Our response: SmartInspect license WTF

We were surprised to see a rather negative posting on Joe White’s blog about the SmartInspect license agreement. We were especially surprised about his posting because we believe that our license is actually one of the more reasonable agreements out there.

We value Joe’s feedback and want to clarify some of his points (we also tried to post a clarification as a comment on his blog, but Joe hasn’t yet approved the comment, that’s why we are also posting it here). Joe highlights the following paragraph of our license agreement:

“6.1 When using the licensed programs, in order to avoid damage that may be caused to other programs or stored data being used simultaneously, the Customers shall in good time before using/utilising the licensed programs back up the programs and data involved, and not use programs of this kind in actual operation before he has verified the flawless quality of these programs by a test routine.”

Joe wrote that this paragraph, which is designed to ensure that customers backup critical data and test program interoperability before deploying our products, suggests that our software is not well tested and that our liability limitations are over the top. The contrary is actually the case; please read on.

If you carefully read typical license agreements, be it from Microsoft, Intel or most other software companies, you will find paragraphs such as the following (which is quoted from an Intel license agreement for some of their dev tools):

“LIMITATION OF LIABILITY: THE ABOVE REPLACEMENT PROVISION IS THE ONLY WARRANTY OF ANY KIND. INTEL OFFERS NO OTHER WARRANTY EITHER EXPRESS OR IMPLIED INCLUDING THOSE OF MERCHANTABILITY, NONINFRINGEMENT OF THIRD- PARTY INTELLECTUAL PROPERTY OR FITNESS FOR A PARTICULAR PURPOSE. NEITHER INTEL NOR ITS SUPPLIERS SHALL BE LIABLE FOR ANY DAMAGES WHATSOEVER (INCLUDING, WITHOUT LIMITATION, DAMAGES FOR LOSS OF BUSINESS PROFITS, BUSINESS INTERRUPTION, LOSS OF BUSINESS INFORMATION, OR OTHER LOSS) ARISING OUT OF THE USE OF OR INABILITY TO USE THE SOFTWARE, EVEN IF INTEL HAS BEEN ADVISED OF THE POSSIBILITY OF SUCH DAMAGES. BECAUSE SOME JURISDICTIONS PROHIBIT THE EXCLUSION OR LIMITATION OF LIABILITY FOR CONSEQUENTIAL OR INCIDENTAL DAMAGES, THE ABOVE LIMITATION MAY NOT APPLY TO YOU.”

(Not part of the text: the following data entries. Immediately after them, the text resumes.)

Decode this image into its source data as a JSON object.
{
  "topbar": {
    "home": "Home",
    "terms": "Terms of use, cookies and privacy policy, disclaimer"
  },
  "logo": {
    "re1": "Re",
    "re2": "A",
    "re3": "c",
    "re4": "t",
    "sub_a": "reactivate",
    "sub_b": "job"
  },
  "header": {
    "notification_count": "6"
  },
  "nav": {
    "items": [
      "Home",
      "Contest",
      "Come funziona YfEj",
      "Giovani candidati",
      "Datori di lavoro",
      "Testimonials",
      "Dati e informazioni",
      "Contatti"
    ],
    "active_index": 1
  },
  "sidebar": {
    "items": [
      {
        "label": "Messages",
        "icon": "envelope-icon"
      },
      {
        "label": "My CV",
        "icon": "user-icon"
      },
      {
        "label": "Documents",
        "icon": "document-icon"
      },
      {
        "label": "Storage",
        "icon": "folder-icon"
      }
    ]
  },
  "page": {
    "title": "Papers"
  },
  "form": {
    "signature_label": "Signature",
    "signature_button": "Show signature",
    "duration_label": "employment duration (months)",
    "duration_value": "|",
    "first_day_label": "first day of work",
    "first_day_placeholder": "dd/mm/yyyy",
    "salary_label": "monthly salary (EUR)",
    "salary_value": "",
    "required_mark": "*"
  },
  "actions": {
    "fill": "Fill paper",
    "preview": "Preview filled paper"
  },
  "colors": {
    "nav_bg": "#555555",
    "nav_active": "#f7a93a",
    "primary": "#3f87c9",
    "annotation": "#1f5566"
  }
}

This paragraph basically states that the vendor isn’t liable for ANY kind of damage whatsoever. Our license doesn’t contain such limitations, as limiting the liability to this degree is not possible in Germany (and probably shouldn’t be, I might add). That’s why our license actually contains LESS RESTRICTIVE limitations. In the quoted paragraph, we merely ask our customers to test SmartInspect in combination with their software before deployment (which we believe is pretty standard anyway). This does of course not mean that we are not testing the software ourselves (in fact, we use more than 5000 unit tests to ensure the quality of the SmartInspect libraries, have a test plan for the Console consisting of more than 100 pages which we execute regularly, offer beta releases for new major versions and take great care in general to make SmartInspect as robust and reliable as possible).

I’m not a lawyer, but formulating international license agreements and contracts is probably a lot harder than one would think. We really tried to come up with a license agreement that’s not too restrictive and is hopefully fair for both parties. For example, we explicitly state in the license agreement that our software can be installed on up to 3 machines per licensed user, a phrase that should probably be included in all dev tools EULAs, but is sadly missing from most.

One could probably argue that software licenses in general try to limit the liability of vendors too much, and this is definitely an important topic. However, I believe that our license is actually one of the better licenses in this regard. Again, we value Joe’s feedback and we are sorry to hear that our license sent a wrong signal, but I hope we could clarify some of Joe’s concerns. I also hope that our transparency on this issue is valued, too, as I’m not sure if any of our competitors would link to a negative product comment and even promote it on their community website.

We would love to read your comments on this topic!